28 Décembre 2011
« Suspecté » de crimes de guerre, le général Nezzar est poursuivi par la justice helvétique au titre des fonctions qu’il a eu à occuper durant la décennie 90. Situation ubuesque où des militants fascistes, ennemis jurés des droits de l’homme, actionnent une action publique dans un Etat démocratique au nom d’une doctrine à laquelle ils ne souscrivent pas et à laquelle ils ne reconnaissent aucune légitimité.
La réponse à la question posée pourrait paraitre évidente : Il faudrait soutenir le Général défenseur de la République face aux théocrates détracteurs de la démocratie. C’est ce que le cœur devrait commander et c’est l’argumentaire qui ressort de la pétition mise en circulation. Il y est rappelé le large front de résistance constitué autour de l’action anti-terroriste menée par l’ANP. Elle déterre pour les besoins de la cause un discours anti-intégriste depuis longtemps délaissé. Et remet à l’ordre du jour les crimes avérés et abjectes de l’islamisme. Seulement, il me semble que les choses sont loin d’avoir cette simplicité.
Il y a lieu, dans une conduite de raison, de revenir sur la genèse qui a mené à l’état actuel des choses. Ne faut-il pas interroger nos pétitionnaires sur ce qui a empêché notre société d’engranger un quelconque acquis dans sa confrontation à l’islamisme ? Ne faut-il pas se demander comment l’islamisme algérien a pu échapper, en Algérie et dans le monde, à une condamnation et une disqualification méritées au vu des crimes de masse dont il est coupable? N’y a-t-il pas lieu de chercher à comprendre les racines de la persistance des illusions sur la nature fasciste de cette mouvance? N’aurait-il pas fallu que les auteurs de la pétition s’interrogent sur le lien existant entre « le silence » des autorités au sujet des malheurs du Général Nezzar et l’aboutissement actuel de l’arrêt du processus électoral, préfiguré par les différends rounds de dialogues et modelé par les politiques dites de « concorde » ou de « réconciliation » ?
L’injure faite, aujourd’hui, au Général Nezzar est-elle autre chose que l’écho assourdissant du traitement qu’il a choisi de faire au début du terrorisme du Fis : l’occultation de la gravité de l’attaque de Guemmar pour que les « élections » se tiennent ? Il semble bien que le Général a fini par faire les frais de la politique issue du coup d’État du 29 Juin 1992.
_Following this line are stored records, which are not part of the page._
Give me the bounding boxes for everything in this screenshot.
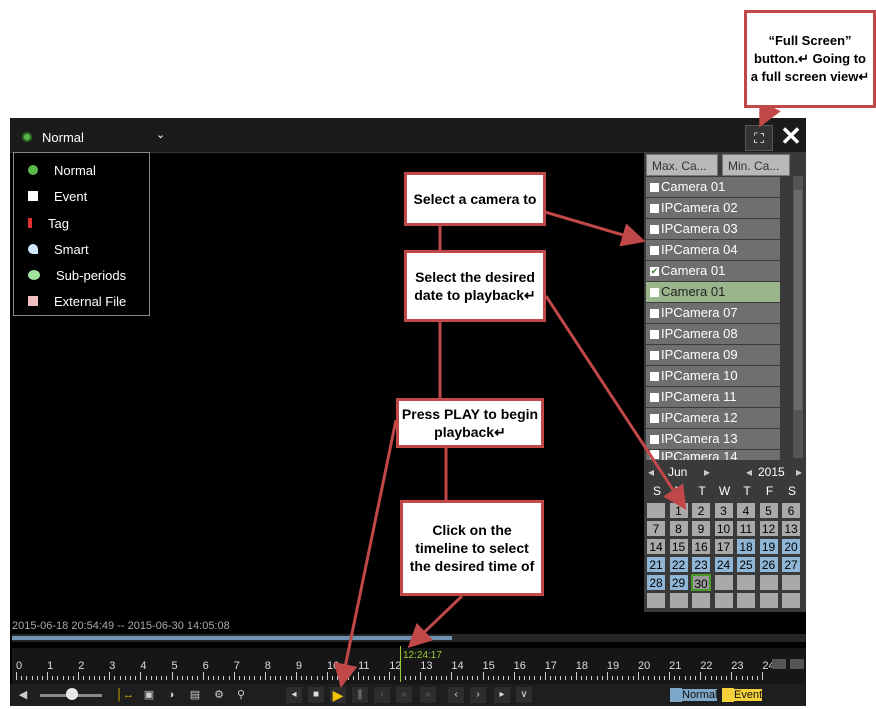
- callout-select-camera-text: Select a camera to: [413, 191, 537, 207]
- callout-full-screen: “Full Screen” button.↵ Going to a full s…: [744, 10, 876, 108]
- arrow-timeline: [407, 594, 464, 649]
- callout-select-camera: Select a camera to: [404, 172, 546, 226]
- arrow-select-camera: [544, 210, 646, 247]
- callout-timeline: Click on the timeline to select the desi…: [400, 500, 544, 596]
- callout-select-date-text: Select the desired date to playback↵: [414, 269, 536, 303]
- arrow-press-play: [333, 419, 398, 688]
- arrow-full-screen: [759, 100, 781, 128]
- callout-select-date: Select the desired date to playback↵: [404, 250, 546, 322]
- callout-timeline-text: Click on the timeline to select the desi…: [409, 522, 535, 574]
- arrow-select-date: [544, 295, 687, 511]
- callout-full-screen-text: “Full Screen” button.↵ Going to a full s…: [750, 33, 870, 84]
- callout-press-play: Press PLAY to begin playback↵: [396, 398, 544, 448]
- callout-press-play-text: Press PLAY to begin playback↵: [401, 406, 539, 440]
L’arrêt du processus électoral avait révélé la possibilité d’un large front de Résistance Républicaine. L’assassinat du président Boudiaf compromettra cette perspective, et la politique de containment du peuple, caractéristique du système, sera plus que jamais revigorée. Le président Boudiaf avait pensé une initiative tournée vers le peuple, son assassinat tournera toutes les initiatives vers une classe politique anachronique, si peu représentative que son seul leitmotiv restera celui de la réhabilitation du Fis et de l’absolution de ses organisations criminelles.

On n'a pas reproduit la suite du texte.